English 166

Special Topics: Specters of the Atlantic


Section Semester Instructor Time Location Course Areas
2 Fall 2012 Ellis, Nadia
TTh 12:30-2 175 Barrows

Book List

Austen: Mansfield Park; Brodber: Louisiana; Bronte: Jane Eyre; Hartman: Lose Your Mother; James: The Book of Night Women; McCraney: The Brother/Sister Plays; Morrison: Beloved; Philip: Zong; Rhys: Wide Sargasso Sea

Other Readings and Media

We will screen films and a Course Reader will offer supplementary texts.

Description

The large scale transportation of Africans to the Americas is a signal fact of modernity in the West. The trouble is that we both do and do not know this. One of the most salient, confounding aspects of life in the Caribbean and the United States, in old imperial centers like London, in Latin America and in Africa itself, is that the history of slavery is all at once everywhere we can see and everywhere hidden. Haunt, then, becomes a mode of reckoning—specters emerge where facts are repressed.
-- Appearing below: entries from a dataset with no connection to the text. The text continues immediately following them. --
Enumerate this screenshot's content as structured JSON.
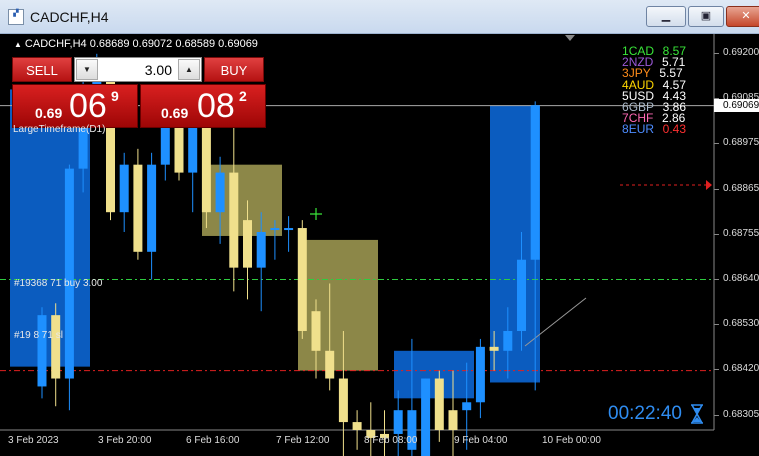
{
  "window": {
    "title": "CADCHF,H4",
    "icon": "metatrader-chart-icon",
    "min_icon": "minimize-icon",
    "max_icon": "restore-icon",
    "close_icon": "close-icon"
  },
  "chart": {
    "header": "CADCHF,H4  0.68689 0.69072 0.68589 0.69069",
    "indicator_label": "LargeTimeframe(D1)"
  },
  "trade_panel": {
    "sell_label": "SELL",
    "buy_label": "BUY",
    "lot_value": "3.00",
    "sell_price": {
      "prefix": "0.69",
      "big": "06",
      "sup": "9"
    },
    "buy_price": {
      "prefix": "0.69",
      "big": "08",
      "sup": "2"
    }
  },
  "orders": {
    "buy_label": "#19368   71 buy 3.00",
    "sl_label": "#19   8   71 sl"
  },
  "strength": [
    {
      "rank": "1",
      "code": "CAD",
      "value": "8.57",
      "code_color": "#39e639",
      "value_color": "#39e639"
    },
    {
      "rank": "2",
      "code": "NZD",
      "value": "5.71",
      "code_color": "#9b59d6",
      "value_color": "#ffffff"
    },
    {
      "rank": "3",
      "code": "JPY",
      "value": "5.57",
      "code_color": "#ff8c1a",
      "value_color": "#ffffff"
    },
    {
      "rank": "4",
      "code": "AUD",
      "value": "4.57",
      "code_color": "#ffd700",
      "value_color": "#ffffff"
    },
    {
      "rank": "5",
      "code": "USD",
      "value": "4.43",
      "code_color": "#ffffff",
      "value_color": "#ffffff"
    },
    {
      "rank": "6",
      "code": "GBP",
      "value": "3.86",
      "code_color": "#aab8c8",
      "value_color": "#ffffff"
    },
    {
      "rank": "7",
      "code": "CHF",
      "value": "2.86",
      "code_color": "#ff69b4",
      "value_color": "#ffffff"
    },
    {
      "rank": "8",
      "code": "EUR",
      "value": "0.43",
      "code_color": "#4d8cff",
      "value_color": "#ff3030"
    }
  ],
  "price_axis": [
    "0.69200",
    "0.69085",
    "0.68975",
    "0.68865",
    "0.68755",
    "0.68640",
    "0.68530",
    "0.68420",
    "0.68305"
  ],
  "current_price": "0.69069",
  "time_axis": [
    "3 Feb 2023",
    "3 Feb 20:00",
    "6 Feb 16:00",
    "7 Feb 12:00",
    "8 Feb 08:00",
    "9 Feb 04:00",
    "10 Feb 00:00"
  ],
  "timer": "00:22:40",
  "colors": {
    "bull": "#1e90ff",
    "bear": "#f0e08c",
    "box_blue": "#0b5cbf",
    "box_olive": "#8c8748"
  },
  "chart_data": {
    "type": "candlestick",
    "symbol": "CADCHF",
    "timeframe": "H4",
    "ylim": [
      0.6825,
      0.6925
    ],
    "candles": [
      {
        "o": 0.6836,
        "h": 0.6856,
        "l": 0.6833,
        "c": 0.6854,
        "dir": "up"
      },
      {
        "o": 0.6854,
        "h": 0.6857,
        "l": 0.6831,
        "c": 0.6838,
        "dir": "down"
      },
      {
        "o": 0.6838,
        "h": 0.6892,
        "l": 0.683,
        "c": 0.6891,
        "dir": "up"
      },
      {
        "o": 0.6891,
        "h": 0.6915,
        "l": 0.6885,
        "c": 0.6912,
        "dir": "up"
      },
      {
        "o": 0.6912,
        "h": 0.692,
        "l": 0.6905,
        "c": 0.6915,
        "dir": "up"
      },
      {
        "o": 0.6915,
        "h": 0.6918,
        "l": 0.6878,
        "c": 0.688,
        "dir": "down"
      },
      {
        "o": 0.688,
        "h": 0.6895,
        "l": 0.6875,
        "c": 0.6892,
        "dir": "up"
      },
      {
        "o": 0.6892,
        "h": 0.6896,
        "l": 0.6868,
        "c": 0.687,
        "dir": "down"
      },
      {
        "o": 0.687,
        "h": 0.6895,
        "l": 0.6863,
        "c": 0.6892,
        "dir": "up"
      },
      {
        "o": 0.6892,
        "h": 0.6912,
        "l": 0.6888,
        "c": 0.691,
        "dir": "up"
      },
      {
        "o": 0.691,
        "h": 0.6912,
        "l": 0.6888,
        "c": 0.689,
        "dir": "down"
      },
      {
        "o": 0.689,
        "h": 0.6906,
        "l": 0.688,
        "c": 0.6902,
        "dir": "up"
      },
      {
        "o": 0.6902,
        "h": 0.6905,
        "l": 0.6876,
        "c": 0.688,
        "dir": "down"
      },
      {
        "o": 0.688,
        "h": 0.6894,
        "l": 0.6872,
        "c": 0.689,
        "dir": "up"
      },
      {
        "o": 0.689,
        "h": 0.691,
        "l": 0.686,
        "c": 0.6866,
        "dir": "down"
      },
      {
        "o": 0.6866,
        "h": 0.6883,
        "l": 0.6858,
        "c": 0.6878,
        "dir": "down"
      },
      {
        "o": 0.6866,
        "h": 0.688,
        "l": 0.6855,
        "c": 0.6875,
        "dir": "up"
      },
      {
        "o": 0.6876,
        "h": 0.6878,
        "l": 0.6868,
        "c": 0.6876,
        "dir": "up"
      },
      {
        "o": 0.6876,
        "h": 0.6879,
        "l": 0.687,
        "c": 0.6876,
        "dir": "up"
      },
      {
        "o": 0.6876,
        "h": 0.6878,
        "l": 0.6848,
        "c": 0.685,
        "dir": "down"
      },
      {
        "o": 0.6855,
        "h": 0.6858,
        "l": 0.6838,
        "c": 0.6845,
        "dir": "down"
      },
      {
        "o": 0.6845,
        "h": 0.6862,
        "l": 0.6835,
        "c": 0.6838,
        "dir": "down"
      },
      {
        "o": 0.6838,
        "h": 0.685,
        "l": 0.6818,
        "c": 0.6827,
        "dir": "down"
      },
      {
        "o": 0.6827,
        "h": 0.683,
        "l": 0.682,
        "c": 0.6825,
        "dir": "down"
      },
      {
        "o": 0.6825,
        "h": 0.6832,
        "l": 0.6812,
        "c": 0.6823,
        "dir": "down"
      },
      {
        "o": 0.6823,
        "h": 0.683,
        "l": 0.6817,
        "c": 0.6824,
        "dir": "down"
      },
      {
        "o": 0.6824,
        "h": 0.6835,
        "l": 0.6812,
        "c": 0.683,
        "dir": "up"
      },
      {
        "o": 0.683,
        "h": 0.6848,
        "l": 0.681,
        "c": 0.682,
        "dir": "up"
      },
      {
        "o": 0.6818,
        "h": 0.6838,
        "l": 0.6815,
        "c": 0.6838,
        "dir": "up"
      },
      {
        "o": 0.6838,
        "h": 0.684,
        "l": 0.6822,
        "c": 0.6825,
        "dir": "down"
      },
      {
        "o": 0.6825,
        "h": 0.684,
        "l": 0.6818,
        "c": 0.683,
        "dir": "down"
      },
      {
        "o": 0.683,
        "h": 0.6842,
        "l": 0.682,
        "c": 0.6832,
        "dir": "up"
      },
      {
        "o": 0.6832,
        "h": 0.6848,
        "l": 0.6828,
        "c": 0.6846,
        "dir": "up"
      },
      {
        "o": 0.6846,
        "h": 0.685,
        "l": 0.684,
        "c": 0.6845,
        "dir": "down"
      },
      {
        "o": 0.6845,
        "h": 0.6856,
        "l": 0.6838,
        "c": 0.685,
        "dir": "up"
      },
      {
        "o": 0.685,
        "h": 0.6875,
        "l": 0.6845,
        "c": 0.6868,
        "dir": "up"
      },
      {
        "o": 0.6868,
        "h": 0.6908,
        "l": 0.6835,
        "c": 0.6907,
        "dir": "up"
      }
    ],
    "levels": [
      {
        "name": "buy 3.00",
        "price": 0.6863,
        "color": "#2ecc40"
      },
      {
        "name": "sl",
        "price": 0.684,
        "color": "#e02020"
      },
      {
        "name": "bid",
        "price": 0.69069,
        "color": "#aaaaaa"
      }
    ]
  }
}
In this course we will read texts in which the specter of slavery haunts the narrative, drives the plot, distorts language, or possesses us as readers. Since the fact of the ghost disrupts time we will read purposely ahistorically: works published during the period of slavery (by Austen and Bronte, for example) are juxtaposed with those published in the contemporary era by writers (such as Toni Morrison and Marlon James) who contend with slavery's afterlife. To enhance our understanding of the spectral as it relates to black history we will also read extraordinary theorists and critics including Benjamin, Derrida, Jacqui Alexander, Avery Gordon, and Ian Baucom, to whose ambitious study of the tragedy of the slave ship Zong I owe the title of this course.